Uma semana passou-se.

Em um café localizado em alguma redondeza de Seattle, um homem loiro e alto contemplava o cardápio decidido a ficar ali por horas, sem mais nada a fazer. Ligeiramente, ele tirava os olhos do cardápio e direcionava ao fluxo de pessoas que passavam em frente ao estabelecimento. E quantas pessoas — ele pensava. Quantas pessoas por ali passavam. Estavam enfrentando a vida enquanto ele mal tinha coragem de se levantar de uma cadeira.

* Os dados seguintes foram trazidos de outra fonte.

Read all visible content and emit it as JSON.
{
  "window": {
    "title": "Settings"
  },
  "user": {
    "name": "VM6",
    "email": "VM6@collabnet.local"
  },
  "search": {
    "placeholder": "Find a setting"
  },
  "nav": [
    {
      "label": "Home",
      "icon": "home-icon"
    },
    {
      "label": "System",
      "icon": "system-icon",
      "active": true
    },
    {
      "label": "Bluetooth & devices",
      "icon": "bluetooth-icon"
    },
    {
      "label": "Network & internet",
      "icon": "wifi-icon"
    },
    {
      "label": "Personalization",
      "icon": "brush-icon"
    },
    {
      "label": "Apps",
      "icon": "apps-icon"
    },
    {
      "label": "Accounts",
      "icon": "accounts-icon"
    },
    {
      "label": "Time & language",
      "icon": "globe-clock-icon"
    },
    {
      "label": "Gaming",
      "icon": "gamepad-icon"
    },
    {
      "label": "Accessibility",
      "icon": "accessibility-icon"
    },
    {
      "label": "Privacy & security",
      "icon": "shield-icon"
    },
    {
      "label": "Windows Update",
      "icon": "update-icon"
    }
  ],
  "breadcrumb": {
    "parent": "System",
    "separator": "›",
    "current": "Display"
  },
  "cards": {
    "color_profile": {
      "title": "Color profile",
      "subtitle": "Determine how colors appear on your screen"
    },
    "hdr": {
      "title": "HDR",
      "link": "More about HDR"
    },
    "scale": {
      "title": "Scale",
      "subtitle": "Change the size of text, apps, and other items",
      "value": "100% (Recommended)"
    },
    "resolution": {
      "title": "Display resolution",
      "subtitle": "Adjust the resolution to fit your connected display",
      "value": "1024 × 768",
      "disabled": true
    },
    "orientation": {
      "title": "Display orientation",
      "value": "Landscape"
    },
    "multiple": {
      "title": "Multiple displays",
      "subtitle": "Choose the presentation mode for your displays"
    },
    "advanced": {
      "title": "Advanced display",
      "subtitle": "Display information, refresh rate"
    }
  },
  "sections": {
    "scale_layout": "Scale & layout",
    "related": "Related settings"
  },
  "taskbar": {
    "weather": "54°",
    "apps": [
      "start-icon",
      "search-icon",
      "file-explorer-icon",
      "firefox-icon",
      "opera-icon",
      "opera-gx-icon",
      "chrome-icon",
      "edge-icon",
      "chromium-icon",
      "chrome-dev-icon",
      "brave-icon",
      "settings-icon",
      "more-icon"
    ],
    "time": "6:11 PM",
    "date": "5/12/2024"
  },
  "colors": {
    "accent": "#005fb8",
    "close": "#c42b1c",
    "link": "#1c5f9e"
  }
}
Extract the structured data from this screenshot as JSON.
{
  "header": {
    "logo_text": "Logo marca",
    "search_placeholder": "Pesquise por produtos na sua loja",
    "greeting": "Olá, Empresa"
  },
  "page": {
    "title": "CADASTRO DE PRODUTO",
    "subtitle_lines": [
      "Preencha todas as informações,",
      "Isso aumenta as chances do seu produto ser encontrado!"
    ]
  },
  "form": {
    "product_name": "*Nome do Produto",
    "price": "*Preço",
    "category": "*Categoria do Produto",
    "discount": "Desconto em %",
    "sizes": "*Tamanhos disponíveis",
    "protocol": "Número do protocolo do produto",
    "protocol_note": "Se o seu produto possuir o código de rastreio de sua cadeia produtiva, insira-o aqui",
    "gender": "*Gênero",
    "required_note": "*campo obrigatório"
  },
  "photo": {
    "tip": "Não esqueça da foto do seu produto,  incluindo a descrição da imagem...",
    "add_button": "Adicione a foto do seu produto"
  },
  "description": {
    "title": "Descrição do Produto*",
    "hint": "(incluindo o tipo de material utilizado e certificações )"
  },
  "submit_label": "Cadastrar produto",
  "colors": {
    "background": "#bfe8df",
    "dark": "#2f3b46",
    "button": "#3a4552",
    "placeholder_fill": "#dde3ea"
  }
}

E, naquele mesmo lugar, ele estava, uma hora atrás, conversando com seu ex possível novo amor. Carlotta o contava sobre seus futuros planos e desculpava-se por suas recentes atitudes, explicando cada fato e uma triste deixa. Ela voltaria para New Jersey, com Rachel.

Possível. Novo. Amor.

A força daquelas palavras o pegava de surpresa. Para um cara bem próximo dos trinta anos, Carly deveria de ser um sonho; era viúva com uma aparência incrível. E sim, ele estava sonhando acordado com todo aquele romance que o deslumbrava, e o deslumbrou mais uma vez... Talvez a última vez em que veria os misteriosos e sedutores cabelos negros e lisos. Os olhos que pulavam para fora a cada emoção, o toque de suas pálidas mãos e sua fina voz. Eles o deixariam tanta, tanta saudade. A aflição de jamais poder senti-la como sua amada novamente era o que mais lhe angustiava. Por dentro e por fora. Saber que ela era cúmplice de um bandido suicida de quinta categoria o revoltava ao máximo. E aquele bilhete que ela havia deixado: um sublime pedaço de papel anunciando sua despedida. Mas para onde iria? — ele pensava. Aquela vingança o deixava tão mal.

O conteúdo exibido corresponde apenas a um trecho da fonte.